How do barrels form in somatosensory cortex?

Abstract

The somatosensory cortex of many rodents, lagomorphs, and marsupials contains distinct cytoarchitectonic features named "barrels" that reflect the pattern of large facial whiskers on the snout. Barrels are composed of clustered thalamocortical afferents relaying sensory information from one whisker surrounded by cell-dense walls or "barrels" in layer 4 of the cortex. In many ways, barrels are a simple and relatively accessible canonical cortical column, making them a common model system for the examination of cortical development and function. Despite their experimental accessibility and popularity, we still lack a basic understanding of how and why barrels form in the first place. In this review, we will examine what is known about mechanisms of barrel development, focusing specifically on the recent literature using the molecular-genetic power of mice as a model system for examining brain development.

Figure 1

Barrels can be visualized by cytochrome oxidase (CO) and Nissl histochemistry. (A) CO staining in flattened tangential section through layer 4 showing the barrel field. (B) Nissl histochemistry showing postsynaptic layer 4 neurons segregate into barrels with cell-dense walls and cell-sparse hollows. (C) The spatial arrangement of whiskers on the face are recapitulated in the brain stem as “barrelettes,” in the thalamus as “barreloids,” and in the somatosensory cortex as “barrels.”

Figure 2

Schematic barrel phenotypes in various mutant mice. (A) Barrel pattern in wildtype (WT) mice. Blue is thalamocortical (TC) axons clustered in the center of barrels (similar to the CO pattern). Orange is layer 4 cortical neurons arranged into barrels, which ring the TC afferent clusters. (B) In a group of barrel mutants, such as Cx-NR1 knock out (KO), mGluR5 KO, PLC-β KO, and PKARIIβ KO mice, TC axon clustering into a barrel pattern is intact (blue), but layer 4 barrel walls are missing (orange). (C) In a group of severe barrel mutants, all barrel features appear to be missing, including TC afferent clustering and layer 4 barrel walls. Mutants of this type include AC1 KO, 5-HTT KO, MAO KO, GAP-43 KO, NF1 KO, NeuroD2 KO, and Cx LMO4 KO mice. Note that no known mutant has intact layer 4 (Nissl) barrels but absent TC afferent (CO) barrels.

Figure 3

Pre- and postsynaptic mechanisms of barrel map formation at thalamocortical synapses. Presynaptic: action potentials activate voltage-gated Ca2+ channels (VGCC). The increase in Ca2+ concentration at axon terminals triggers glutamate neurotransmitter release.
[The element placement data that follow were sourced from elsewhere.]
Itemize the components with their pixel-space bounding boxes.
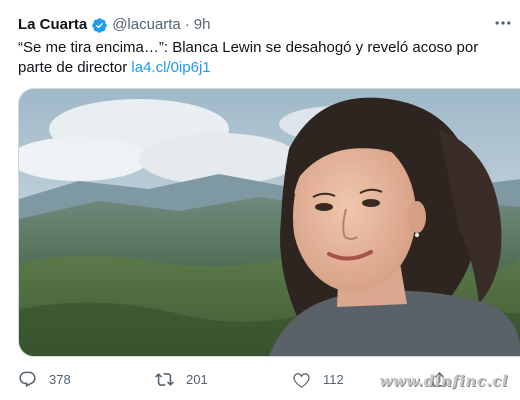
author-handle[interactable]: @lacuarta: [112, 15, 181, 35]
verified-badge-icon: [92, 17, 107, 33]
retweet-button[interactable]: 201: [155, 365, 208, 393]
tweet-header: La Cuarta @lacuarta · 9h: [18, 14, 210, 36]
heart-icon: [293, 372, 310, 388]
tweet-text: “Se me tira encima…”: Blanca Lewin se de…: [18, 38, 508, 78]
author-name[interactable]: La Cuarta: [18, 15, 87, 35]
reply-icon: [19, 371, 36, 387]
tweet-media-image[interactable]: [18, 88, 520, 357]
reply-button[interactable]: 378: [18, 365, 71, 393]
like-count: 112: [323, 371, 344, 387]
photo-woman-mountains: [19, 89, 520, 356]
like-button[interactable]: 112: [292, 365, 344, 393]
reply-count: 378: [49, 371, 71, 387]
tweet-link[interactable]: la4.cl/0ip6j1: [131, 59, 210, 76]
watermark: www.dinfinc.cl: [379, 372, 508, 390]
retweet-icon: [155, 372, 174, 386]
header-separator: ·: [184, 16, 190, 33]
tweet-timestamp[interactable]: 9h: [194, 15, 211, 35]
tweet-text-body: “Se me tira encima…”: Blanca Lewin se de…: [18, 39, 479, 76]
more-options-icon[interactable]: [490, 10, 516, 36]
retweet-count: 201: [186, 371, 208, 387]
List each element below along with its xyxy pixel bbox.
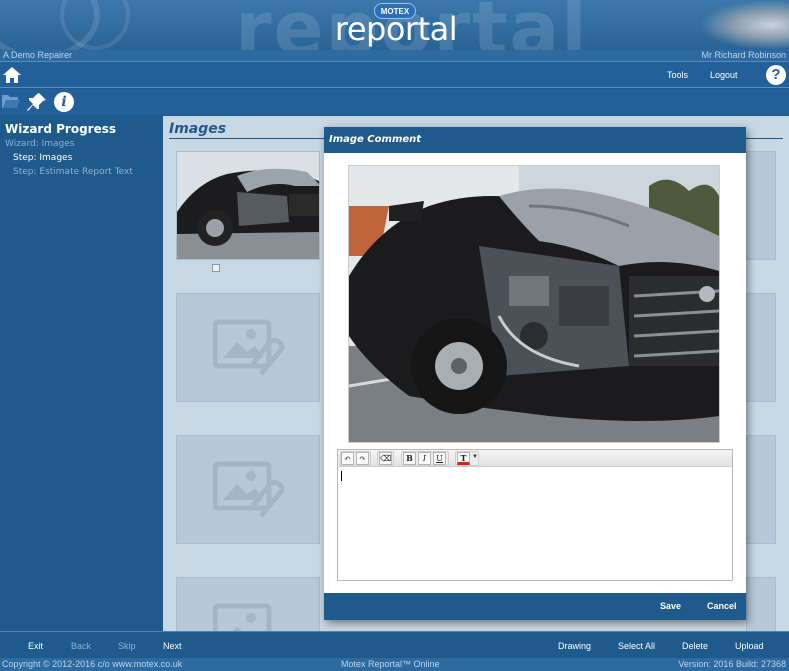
image-attachment-icon <box>213 461 285 518</box>
home-icon[interactable] <box>2 65 22 85</box>
editor-toolbar: ↶ ↷ ⌫ B I U T ▼ <box>338 450 732 467</box>
italic-button[interactable]: I <box>418 452 431 465</box>
product-name: Motex Reportal™ Online <box>341 659 440 669</box>
damaged-car-photo <box>348 165 720 443</box>
eraser-button[interactable]: ⌫ <box>379 452 392 465</box>
brand-logo: reportal <box>334 10 458 48</box>
logout-link[interactable]: Logout <box>710 70 738 80</box>
select-all-button[interactable]: Select All <box>618 641 655 651</box>
image-comment-dialog: Image Comment ↶ ↷ ⌫ B I U T ▼ Save Cance… <box>324 127 746 620</box>
status-bar: Copyright © 2012-2016 c/o www.motex.co.u… <box>0 658 789 671</box>
comment-editor: ↶ ↷ ⌫ B I U T ▼ <box>337 449 733 581</box>
image-placeholder[interactable] <box>176 577 320 631</box>
dialog-title: Image Comment <box>324 127 746 153</box>
wizard-name: Wizard: Images <box>5 139 75 149</box>
wizard-step-estimate-report-text[interactable]: Step: Estimate Report Text <box>13 167 133 177</box>
undo-button[interactable]: ↶ <box>341 452 354 465</box>
back-button[interactable]: Back <box>71 641 91 651</box>
exit-button[interactable]: Exit <box>28 641 43 651</box>
image-attachment-icon <box>213 603 272 631</box>
page-title: Images <box>169 121 227 137</box>
car-graphic <box>699 0 789 50</box>
delete-button[interactable]: Delete <box>682 641 708 651</box>
upload-button[interactable]: Upload <box>735 641 764 651</box>
nav-bar: Tools Logout ? <box>0 61 789 88</box>
comment-text-area[interactable] <box>338 468 732 580</box>
info-icon[interactable]: i <box>54 92 74 112</box>
image-select-checkbox[interactable] <box>212 264 220 272</box>
image-placeholder[interactable] <box>746 577 776 631</box>
image-placeholder[interactable] <box>176 293 320 402</box>
help-icon[interactable]: ? <box>766 65 786 85</box>
wizard-step-images[interactable]: Step: Images <box>13 153 72 163</box>
cancel-button[interactable]: Cancel <box>707 601 737 611</box>
next-button[interactable]: Next <box>163 641 182 651</box>
wizard-progress-title: Wizard Progress <box>5 122 117 136</box>
text-color-button[interactable]: T <box>457 452 470 465</box>
tool-bar: i <box>0 89 789 115</box>
version-text: Version: 2016 Build: 27368 <box>678 659 786 669</box>
image-placeholder[interactable] <box>746 151 776 260</box>
drawing-button[interactable]: Drawing <box>558 641 591 651</box>
underline-button[interactable]: U <box>433 452 446 465</box>
chevron-down-icon[interactable]: ▼ <box>472 454 478 460</box>
copyright-text: Copyright © 2012-2016 c/o www.motex.co.u… <box>2 659 183 669</box>
image-placeholder[interactable] <box>176 435 320 544</box>
image-attachment-icon <box>213 319 285 376</box>
image-placeholder[interactable] <box>746 435 776 544</box>
user-strip: A Demo Repairer Mr Richard Robinson <box>0 50 789 61</box>
action-bar: Exit Back Skip Next Drawing Select All D… <box>0 631 789 658</box>
folder-open-icon[interactable] <box>1 92 21 112</box>
dialog-footer: Save Cancel <box>324 593 746 620</box>
bold-button[interactable]: B <box>403 452 416 465</box>
redo-button[interactable]: ↷ <box>356 452 369 465</box>
wizard-sidebar: Wizard Progress Wizard: Images Step: Ima… <box>0 116 162 631</box>
company-name: A Demo Repairer <box>3 50 73 60</box>
save-button[interactable]: Save <box>660 601 681 611</box>
user-name: Mr Richard Robinson <box>701 50 786 60</box>
image-thumbnail[interactable] <box>176 151 320 260</box>
text-caret <box>341 471 342 481</box>
tools-menu[interactable]: Tools <box>667 70 688 80</box>
pin-icon[interactable] <box>27 92 47 112</box>
image-placeholder[interactable] <box>746 293 776 402</box>
header-banner: reportal MOTEX reportal <box>0 0 789 50</box>
skip-button[interactable]: Skip <box>118 641 136 651</box>
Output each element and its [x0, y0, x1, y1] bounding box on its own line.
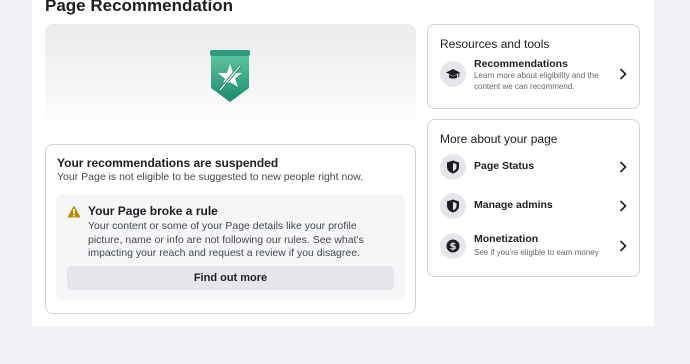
recommendations-subtitle: Learn more about eligibility and the con…	[474, 71, 599, 91]
chevron-right-icon	[619, 161, 627, 173]
monetization-icon-circle: $	[440, 233, 466, 259]
resources-card: Resources and tools Recommendations Lear…	[427, 24, 640, 109]
manage-admins-title: Manage admins	[474, 199, 553, 211]
suspension-title: Your recommendations are suspended	[57, 156, 279, 170]
dollar-coin-icon: $	[446, 239, 460, 253]
resources-title: Resources and tools	[440, 37, 550, 51]
monetization-title: Monetization	[474, 233, 539, 245]
page-status-title: Page Status	[474, 160, 535, 172]
manage-admins-icon-circle	[440, 193, 466, 219]
more-about-title: More about your page	[440, 132, 558, 146]
suspension-card: Your recommendations are suspended Your …	[45, 144, 416, 314]
chevron-right-icon	[619, 240, 627, 252]
graduation-cap-icon	[446, 69, 460, 79]
shield-icon	[447, 160, 459, 174]
warning-icon	[67, 205, 81, 218]
recommendations-title: Recommendations	[474, 58, 568, 70]
rule-violation-box: Your Page broke a rule Your content or s…	[56, 194, 406, 300]
more-item-manage-admins[interactable]: Manage admins	[428, 191, 639, 221]
svg-text:$: $	[450, 242, 457, 253]
more-about-card: More about your page Page Status Manage …	[427, 119, 640, 277]
page-title: Page Recommendation	[45, 0, 233, 15]
resources-item-recommendations[interactable]: Recommendations Learn more about eligibi…	[428, 58, 639, 91]
page-status-icon-circle	[440, 154, 466, 180]
more-item-page-status[interactable]: Page Status	[428, 152, 639, 182]
suspension-subtitle: Your Page is not eligible to be suggeste…	[57, 171, 364, 183]
rule-description: Your content or some of your Page detail…	[88, 220, 364, 259]
recommendation-badge-icon	[210, 50, 250, 102]
rule-title: Your Page broke a rule	[88, 204, 218, 218]
recommendation-hero	[45, 24, 416, 134]
more-item-monetization[interactable]: $ Monetization See if you're eligible to…	[428, 231, 639, 261]
find-out-more-button[interactable]: Find out more	[67, 266, 394, 290]
recommendations-icon-circle	[440, 61, 466, 87]
monetization-subtitle: See if you're eligible to earn money	[474, 248, 599, 257]
chevron-right-icon	[619, 68, 627, 80]
shield-icon	[447, 199, 459, 213]
chevron-right-icon	[619, 200, 627, 212]
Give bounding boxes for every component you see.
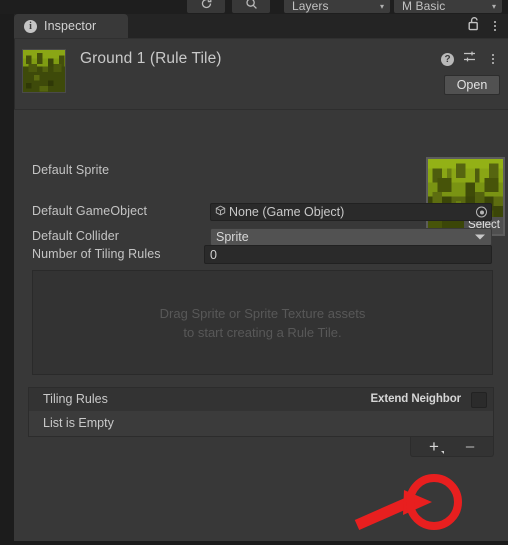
kebab-menu-icon[interactable] bbox=[488, 18, 502, 34]
layers-dropdown[interactable]: Layers ▾ bbox=[284, 0, 390, 13]
open-button[interactable]: Open bbox=[444, 75, 500, 95]
extend-neighbor-checkbox[interactable] bbox=[471, 392, 487, 408]
number-of-tiling-rules-value: 0 bbox=[210, 247, 217, 262]
object-picker-icon[interactable] bbox=[476, 206, 487, 218]
tab-inspector-label: Inspector bbox=[44, 19, 97, 33]
object-header: Ground 1 (Rule Tile) ? Open bbox=[14, 39, 508, 109]
tabbar-left-edge bbox=[0, 14, 14, 38]
help-icon[interactable]: ? bbox=[441, 52, 454, 66]
tab-inspector[interactable]: i Inspector bbox=[14, 14, 128, 38]
drop-area-line1: Drag Sprite or Sprite Texture assets bbox=[159, 305, 366, 321]
rotate-tool-button[interactable] bbox=[187, 0, 225, 13]
add-rule-button[interactable]: + bbox=[423, 436, 445, 456]
layers-dropdown-label: Layers bbox=[292, 0, 329, 13]
unity-editor-window: Layers ▾ M Basic ▾ i Inspector Ground 1 … bbox=[0, 0, 508, 541]
drop-area-line2: to start creating a Rule Tile. bbox=[183, 324, 342, 340]
default-sprite-row: Default Sprite Select bbox=[14, 110, 508, 236]
layout-dropdown-label: M Basic bbox=[402, 0, 446, 13]
preset-settings-icon[interactable] bbox=[463, 50, 477, 68]
list-footer-toolbar: + – bbox=[410, 437, 494, 457]
cube-icon bbox=[215, 203, 226, 221]
default-gameobject-row: Default GameObject None (Game Object) bbox=[14, 203, 508, 221]
number-of-tiling-rules-input[interactable]: 0 bbox=[204, 245, 492, 264]
plus-icon: + bbox=[429, 436, 439, 456]
sprite-drop-area[interactable]: Drag Sprite or Sprite Texture assets to … bbox=[32, 270, 493, 375]
number-of-tiling-rules-label: Number of Tiling Rules bbox=[32, 247, 161, 261]
rule-tile-thumbnail bbox=[22, 49, 66, 93]
chevron-down-icon bbox=[475, 234, 485, 240]
lock-open-icon[interactable] bbox=[467, 16, 480, 36]
inspector-tabbar: i Inspector bbox=[0, 14, 508, 38]
extend-neighbor-label: Extend Neighbor bbox=[370, 393, 461, 405]
number-of-tiling-rules-row: Number of Tiling Rules 0 bbox=[14, 245, 508, 264]
tabbar-actions bbox=[467, 14, 502, 38]
search-tool-button[interactable] bbox=[232, 0, 270, 13]
default-collider-label: Default Collider bbox=[32, 229, 120, 243]
default-gameobject-field[interactable]: None (Game Object) bbox=[210, 203, 492, 221]
layout-dropdown[interactable]: M Basic ▾ bbox=[394, 0, 502, 13]
inspector-panel: Ground 1 (Rule Tile) ? Open Default Spri… bbox=[14, 38, 508, 541]
chevron-down-icon: ▾ bbox=[491, 2, 496, 11]
tiling-rules-header: Tiling Rules Extend Neighbor bbox=[28, 387, 494, 411]
list-empty-label: List is Empty bbox=[43, 416, 114, 430]
remove-rule-button[interactable]: – bbox=[459, 437, 481, 455]
plus-dropdown-caret-icon bbox=[441, 450, 444, 454]
default-collider-value: Sprite bbox=[216, 230, 249, 244]
default-sprite-label: Default Sprite bbox=[32, 163, 110, 177]
default-gameobject-value: None (Game Object) bbox=[229, 205, 345, 219]
object-header-icons: ? bbox=[441, 50, 500, 68]
default-gameobject-label: Default GameObject bbox=[32, 204, 148, 218]
search-icon bbox=[245, 0, 258, 12]
editor-toolbar: Layers ▾ M Basic ▾ bbox=[0, 0, 508, 14]
tiling-rules-title: Tiling Rules bbox=[43, 392, 108, 406]
tiling-rules-list: List is Empty bbox=[28, 411, 494, 437]
default-sprite-preview[interactable]: Select bbox=[426, 157, 505, 236]
default-collider-dropdown[interactable]: Sprite bbox=[210, 228, 492, 246]
default-collider-row: Default Collider Sprite bbox=[14, 228, 508, 246]
object-title: Ground 1 (Rule Tile) bbox=[80, 50, 222, 67]
chevron-down-icon: ▾ bbox=[379, 2, 384, 11]
inspector-content: Default Sprite Select Default GameObject… bbox=[14, 110, 508, 541]
info-icon: i bbox=[24, 19, 37, 33]
kebab-menu-icon[interactable] bbox=[486, 51, 500, 67]
rotate-icon bbox=[200, 0, 213, 12]
minus-icon: – bbox=[465, 437, 475, 455]
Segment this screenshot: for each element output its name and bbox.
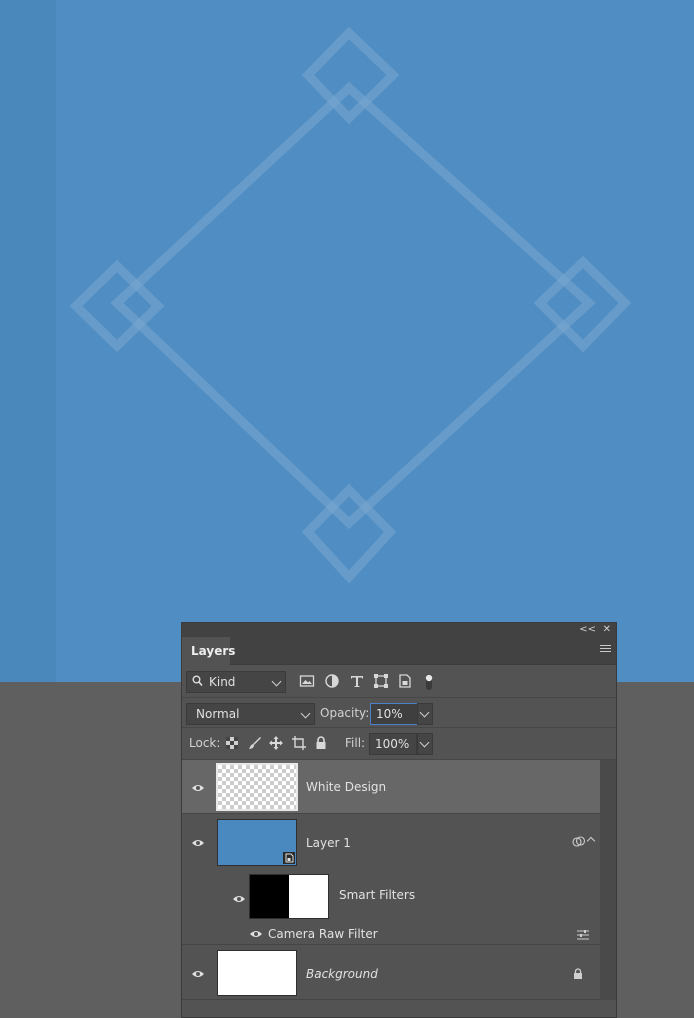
chevron-down-icon bbox=[300, 708, 311, 719]
kind-filter-select[interactable]: Kind bbox=[186, 671, 286, 693]
fill-input[interactable]: 100% bbox=[369, 733, 417, 755]
layer-name[interactable]: Background bbox=[306, 967, 378, 981]
panel-tab-row: Layers bbox=[182, 637, 616, 665]
layer-name[interactable]: Layer 1 bbox=[306, 836, 351, 850]
opacity-dropdown[interactable] bbox=[417, 703, 433, 725]
lock-transparent-icon[interactable] bbox=[225, 736, 239, 750]
layer-thumbnail[interactable] bbox=[216, 763, 298, 811]
blend-row: Normal Opacity: 10% bbox=[182, 698, 616, 728]
panel-menu-icon[interactable] bbox=[600, 645, 611, 655]
eye-icon[interactable] bbox=[191, 969, 205, 979]
eye-icon[interactable] bbox=[191, 783, 205, 793]
layers-list: White Design Layer 1 Smart Filters Camer… bbox=[182, 760, 600, 1000]
shape-filter-icon[interactable] bbox=[373, 673, 389, 689]
fill-label: Fill: bbox=[345, 736, 366, 750]
opacity-label: Opacity: bbox=[320, 706, 370, 720]
chevron-down-icon bbox=[419, 707, 430, 718]
layer-thumbnail[interactable] bbox=[217, 819, 297, 866]
lock-position-icon[interactable] bbox=[269, 736, 283, 750]
tab-layers[interactable]: Layers bbox=[182, 637, 235, 665]
kind-filter-label: Kind bbox=[209, 675, 236, 689]
layers-scrollbar[interactable] bbox=[600, 760, 616, 1000]
layer-name[interactable]: White Design bbox=[306, 780, 386, 794]
smart-object-filter-icon[interactable] bbox=[397, 673, 413, 689]
camera-raw-filter-row[interactable]: Camera Raw Filter bbox=[182, 925, 600, 945]
lock-all-icon[interactable] bbox=[314, 736, 328, 750]
opacity-input[interactable]: 10% bbox=[370, 703, 418, 725]
adjustment-filter-icon[interactable] bbox=[324, 673, 340, 689]
diamond-pattern bbox=[69, 26, 632, 584]
blend-mode-value: Normal bbox=[196, 707, 240, 721]
filter-options-icon[interactable] bbox=[577, 930, 589, 940]
layer-row-background[interactable]: Background bbox=[182, 946, 600, 1000]
document-canvas[interactable] bbox=[56, 0, 694, 682]
lock-label: Lock: bbox=[189, 736, 221, 750]
smart-object-badge-icon bbox=[283, 852, 295, 864]
panel-titlebar[interactable]: << ✕ bbox=[182, 623, 616, 637]
canvas-pasteboard bbox=[0, 0, 56, 682]
fill-dropdown[interactable] bbox=[417, 733, 433, 755]
lock-row: Lock: Fill: 100% bbox=[182, 728, 616, 760]
chevron-down-icon bbox=[271, 676, 282, 687]
filter-row: Kind bbox=[182, 665, 616, 698]
smart-filters-icon[interactable] bbox=[572, 836, 586, 848]
filter-mask-thumbnail[interactable] bbox=[249, 874, 329, 919]
smart-filters-row[interactable]: Smart Filters bbox=[182, 872, 600, 925]
layer-row-layer-1[interactable]: Layer 1 bbox=[182, 814, 600, 872]
smart-filters-label: Smart Filters bbox=[339, 888, 416, 902]
pixel-filter-icon[interactable] bbox=[299, 673, 315, 689]
chevron-up-icon[interactable] bbox=[586, 836, 596, 846]
lock-image-icon[interactable] bbox=[248, 736, 262, 750]
camera-raw-filter-label[interactable]: Camera Raw Filter bbox=[268, 927, 378, 941]
canvas-area[interactable] bbox=[0, 0, 694, 682]
filter-toggle-icon[interactable] bbox=[421, 673, 437, 690]
eye-icon[interactable] bbox=[249, 929, 263, 939]
search-icon bbox=[192, 675, 203, 687]
layer-row-white-design[interactable]: White Design bbox=[182, 760, 600, 814]
eye-icon[interactable] bbox=[191, 838, 205, 848]
blend-mode-select[interactable]: Normal bbox=[186, 703, 315, 725]
layers-panel: << ✕ Layers Kind Normal Opacity: 10% Loc… bbox=[181, 622, 617, 1018]
layer-thumbnail[interactable] bbox=[217, 950, 297, 996]
collapse-button[interactable]: << bbox=[579, 623, 596, 637]
lock-artboard-icon[interactable] bbox=[292, 736, 306, 750]
type-filter-icon[interactable] bbox=[349, 673, 365, 689]
eye-icon[interactable] bbox=[232, 894, 246, 904]
lock-icon bbox=[574, 968, 582, 979]
chevron-down-icon bbox=[419, 737, 430, 748]
close-button[interactable]: ✕ bbox=[603, 623, 611, 637]
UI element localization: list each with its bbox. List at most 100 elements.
Intracellular Ca2+ also activates adenylyl cylase 1 (AC1), which catalyzes the formation of cAMP. cAMP, in turn, activates PKA. PKA regulates neurotransmitter release directly via the phosphorylation of RIM1α.61 In addition, PKA may regulate thalamocortical axon clustering into a barrel pattern via changes in the expression of a number of proteins through modulation of nuclear transduction. 5-HT at the synaptic cleft is released by nerve terminals originating in the raphe nuleus. 5-HT can be transported into the axon terminal by 5-HTT and packaged into vesicles by VMAT2. Excess intracellular 5-HT is degraded by MAOA. The presence of 5-HT1B receptors on thalamocortical axon terminals, when activated by binding to extracellular 5-HT, may negatively regulate AC1 activity via G-proteins. Postsynaptic: two major signal pathways regulating barrel map formation occur in layer 4 postsynaptic neurons: AC1–cAMP–PKA and Ras–GAP–MAPK. Glutamate released from presynaptic terminals activates glutamate receptors, including mGluRs, AMPARs, and NMDARs. The simultaneous binding of glutamate and postsynaptic depolarization activates NMDARs, allowing Ca2+ to flow through NMDARs and VGCCs. The increased Ca2+ concentration thereby activates postsynaptic AC1 and PKA. PKA phosphorylates AMPARs, facilitating AMPAR traffic to the membrane. mGluR5 activates PLCβ (phospholipase C-β), which acts through the Ras–GAP–Erk(MAPK) pathway. mGluR5s may interact with the AC1–cAMP–PKA signal pathway via Gq proteins. Neurofibromatosis type 1 (NF1) is one of a family of Ras–GAP proteins that negatively regulates Ras–Erk (MAPK). Together with NeuroD2 and LMO4, signals converge into the nucleus, influencing the expression of proteins in cortical neurons responsible for their aggregation into barrel walls and orienting their dendrites toward barrel hollows.